As members of the family, children should participate in helping maintain the household. Being responsible for chores teaches a child valuable life lessons and builds their self-esteem.
When my daughter turned three three years old and we welcomed a new baby into our home, I started thinking about what new responsibilities she could take on.
At this age, her chores are unpaid, but in the future, I plan on offering allowance for certain chores. I want to teach her that her work has value, but I also want her to know that every action isn’t rewarded.
When can your child start doing chores?
Before two years old, I would not attempt to make a child do any chores. Young toddlers can help pick up their toys, but I would not try to force their participation. In my opinion, until a child is at least two, they are too young to understand the purpose of chores. Depending on your child’s development and language skills , they may not be ready for chores until three or four years old.
At two, my daughter began asking why I was cleaning and doing laundry. It was a good opportunity to explain why and involve her in the daily actions we perform to keep our house clean and functioning.
Once your child is ready, they can start helping with simple chores. These chores are the building blocks to more complicated chores for kindergarteners, grade schoolers, and beyond.
30 ways your toddler can help out at home
When starting to give your child chores, try a mix of personal care and household duties. Here are 30 suggestions.
- Pick up toys
- Wipe surfaces with wet washcloth
- Dust surfaces
- Sweep up small messes with dustpan
- Put laundry in hamper
- Sort laundry by color → My daughter loves doing this!
- Put clean laundry into drawers
- Make their bed → This may just be putting their blanket and stuffed animals on the bed.
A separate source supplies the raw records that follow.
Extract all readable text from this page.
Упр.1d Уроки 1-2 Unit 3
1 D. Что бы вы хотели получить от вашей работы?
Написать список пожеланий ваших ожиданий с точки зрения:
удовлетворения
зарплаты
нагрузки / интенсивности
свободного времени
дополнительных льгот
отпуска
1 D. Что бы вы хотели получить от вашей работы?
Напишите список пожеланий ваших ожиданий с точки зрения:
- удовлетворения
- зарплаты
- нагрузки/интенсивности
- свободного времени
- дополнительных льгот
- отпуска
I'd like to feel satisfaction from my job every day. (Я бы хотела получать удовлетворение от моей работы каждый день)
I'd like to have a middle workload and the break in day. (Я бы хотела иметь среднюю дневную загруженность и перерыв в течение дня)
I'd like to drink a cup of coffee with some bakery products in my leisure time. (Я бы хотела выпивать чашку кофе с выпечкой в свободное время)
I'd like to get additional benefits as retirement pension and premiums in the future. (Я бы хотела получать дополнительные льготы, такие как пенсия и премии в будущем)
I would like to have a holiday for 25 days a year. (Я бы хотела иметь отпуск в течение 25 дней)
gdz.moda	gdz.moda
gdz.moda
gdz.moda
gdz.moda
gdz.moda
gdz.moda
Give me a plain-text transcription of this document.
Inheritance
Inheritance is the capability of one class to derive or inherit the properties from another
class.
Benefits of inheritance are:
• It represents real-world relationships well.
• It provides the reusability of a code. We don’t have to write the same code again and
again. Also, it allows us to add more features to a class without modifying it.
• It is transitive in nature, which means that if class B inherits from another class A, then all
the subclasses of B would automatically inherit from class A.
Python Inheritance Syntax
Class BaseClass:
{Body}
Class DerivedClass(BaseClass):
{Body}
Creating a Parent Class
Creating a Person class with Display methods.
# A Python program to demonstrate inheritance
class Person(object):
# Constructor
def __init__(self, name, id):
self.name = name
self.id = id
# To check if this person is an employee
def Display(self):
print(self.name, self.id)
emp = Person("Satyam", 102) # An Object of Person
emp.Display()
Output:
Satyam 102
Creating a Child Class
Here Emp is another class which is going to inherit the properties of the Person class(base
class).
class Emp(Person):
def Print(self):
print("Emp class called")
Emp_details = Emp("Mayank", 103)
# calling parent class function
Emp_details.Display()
- Dry off non-breakable dishes and silverware
- Load non-breakable dishes and silverware into the dishwasher
- Water plants
- Feed pets
- Pull weeds
- Help garden
- Water garden and plants
- Pick up outdoor toys
- Help wash cars
- Pick out their clothes for the day
- Help dress themselves
- Brush their own teeth → With additional brushing done by the parent
- Brush their hair
- Wash themselves in bath
- Mix or stir ingredients when cooking
- Help dish up food
- Pour water into their own cup
- Take plate to the table
- Throw out trash
- Put plate in the sink or dishwasher
- Add items to the grocery cart
- Help find items in the store
If your child is stubborn and doesn’t want to participate, you may want to try the Love and Logic technique. This technique involves giving your child choices. For example, you would say “do you want to brush your teeth or get dressed?” It seems like this technique is too simple to work, but it removes the power struggle and helps diffuse tantrums.
Toddlers can be a bigger help around the house than you might think! Allowing them to assist in the day-to-day chores helps them understand what it takes to keep a home running smoothly.
Are there any chores your toddler does that aren’t on this list?